Benign overfitting in ridge regression

TL;DR

This paper investigates benign overfitting in ridge regression and linear models, providing sharp bounds on bias and variance, extending previous results to more general settings like kernel regression, and revealing conditions for negative regularization.

Contribution

It generalizes prior work by removing independence assumptions, offers sharp bounds for bias and variance, and extends analysis to ridge regression including conditions for negative regularization.

Findings

Benign overfitting occurs under specific covariance structures.

Sharp bounds for bias and variance are established.

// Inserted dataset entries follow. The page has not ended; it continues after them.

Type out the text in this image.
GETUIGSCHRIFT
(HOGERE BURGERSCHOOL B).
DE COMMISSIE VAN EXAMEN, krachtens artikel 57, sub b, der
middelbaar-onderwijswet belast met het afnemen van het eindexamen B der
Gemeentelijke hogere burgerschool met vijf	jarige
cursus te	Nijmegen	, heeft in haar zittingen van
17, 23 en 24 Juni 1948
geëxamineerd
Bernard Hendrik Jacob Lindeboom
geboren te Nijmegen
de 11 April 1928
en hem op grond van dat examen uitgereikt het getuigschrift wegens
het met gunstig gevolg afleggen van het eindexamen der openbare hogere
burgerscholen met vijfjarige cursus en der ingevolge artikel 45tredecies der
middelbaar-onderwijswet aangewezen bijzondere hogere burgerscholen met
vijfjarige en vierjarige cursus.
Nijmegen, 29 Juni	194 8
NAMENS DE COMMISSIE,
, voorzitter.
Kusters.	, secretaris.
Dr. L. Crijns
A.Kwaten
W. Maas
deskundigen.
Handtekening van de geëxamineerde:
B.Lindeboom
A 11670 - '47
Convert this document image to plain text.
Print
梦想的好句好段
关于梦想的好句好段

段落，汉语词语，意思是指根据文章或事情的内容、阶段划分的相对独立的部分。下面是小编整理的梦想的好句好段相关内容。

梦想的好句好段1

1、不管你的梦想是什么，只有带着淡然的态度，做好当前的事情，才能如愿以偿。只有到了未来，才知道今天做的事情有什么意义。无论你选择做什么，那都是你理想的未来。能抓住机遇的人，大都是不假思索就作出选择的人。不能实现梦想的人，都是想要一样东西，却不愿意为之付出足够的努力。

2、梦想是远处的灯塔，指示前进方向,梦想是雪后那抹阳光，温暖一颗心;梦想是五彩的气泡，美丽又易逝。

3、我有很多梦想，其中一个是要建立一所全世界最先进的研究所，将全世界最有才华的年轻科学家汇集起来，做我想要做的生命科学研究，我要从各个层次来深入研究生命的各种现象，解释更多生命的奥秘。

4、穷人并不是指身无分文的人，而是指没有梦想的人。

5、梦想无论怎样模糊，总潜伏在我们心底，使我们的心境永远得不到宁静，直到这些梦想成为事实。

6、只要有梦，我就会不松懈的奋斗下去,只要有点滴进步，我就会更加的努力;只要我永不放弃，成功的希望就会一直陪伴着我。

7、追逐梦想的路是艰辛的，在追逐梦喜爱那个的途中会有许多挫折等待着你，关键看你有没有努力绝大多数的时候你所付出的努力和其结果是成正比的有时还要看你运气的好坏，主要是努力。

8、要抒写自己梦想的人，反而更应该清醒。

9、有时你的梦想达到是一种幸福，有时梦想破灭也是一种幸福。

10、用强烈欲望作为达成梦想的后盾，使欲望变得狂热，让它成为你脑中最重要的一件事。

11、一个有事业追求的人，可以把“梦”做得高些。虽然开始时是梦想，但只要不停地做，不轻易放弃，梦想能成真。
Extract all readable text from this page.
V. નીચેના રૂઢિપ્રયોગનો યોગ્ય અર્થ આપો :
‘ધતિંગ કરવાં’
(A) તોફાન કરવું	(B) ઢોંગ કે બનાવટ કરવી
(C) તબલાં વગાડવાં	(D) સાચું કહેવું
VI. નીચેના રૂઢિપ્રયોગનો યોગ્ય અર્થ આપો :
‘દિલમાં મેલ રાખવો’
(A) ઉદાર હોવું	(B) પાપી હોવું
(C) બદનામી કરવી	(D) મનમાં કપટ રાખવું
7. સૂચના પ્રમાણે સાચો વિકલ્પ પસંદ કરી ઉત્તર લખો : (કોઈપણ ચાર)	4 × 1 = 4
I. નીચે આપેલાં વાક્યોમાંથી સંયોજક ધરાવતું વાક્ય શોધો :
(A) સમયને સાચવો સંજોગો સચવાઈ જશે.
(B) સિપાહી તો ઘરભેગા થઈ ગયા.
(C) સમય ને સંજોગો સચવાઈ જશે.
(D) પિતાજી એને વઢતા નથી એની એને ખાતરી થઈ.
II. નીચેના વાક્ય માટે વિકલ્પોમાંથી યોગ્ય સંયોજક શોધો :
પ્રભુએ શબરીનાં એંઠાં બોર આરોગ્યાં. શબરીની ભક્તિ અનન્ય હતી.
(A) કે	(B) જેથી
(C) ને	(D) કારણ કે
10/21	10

Negative regularization can be optimal under certain conditions.

Abstract

In many modern applications of deep learning the neural network has many more parameters than the data points used for its training. Motivated by those practices, a large body of recent theoretical research has been devoted to studying overparameterized models. One of the central phenomena in this regime is the ability of the model to interpolate noisy data, but still have test error lower than the amount of noise in that data. arXiv:1906.11300 characterized for which covariance structure of the data such a phenomenon can happen in linear regression if one considers the interpolating solution with minimum $\ell_2$-norm and the data has independent components: they gave a sharp bound on the variance term and showed that it can be small if and only if the data covariance has high effective rank in a subspace of small co-dimension. We strengthen and complete their results by eliminating the independence assumption and providing sharp bounds for the bias term. Thus, our results apply in a much more general setting than those of arXiv:1906.11300, e.g., kernel regression, and not only characterize how the noise is damped but also which part of the true signal is learned. Moreover, we extend the result to the setting of ridge regression, which allows us to explain another interesting phenomenon: we give general sufficient conditions under which the optimal regularization is negative.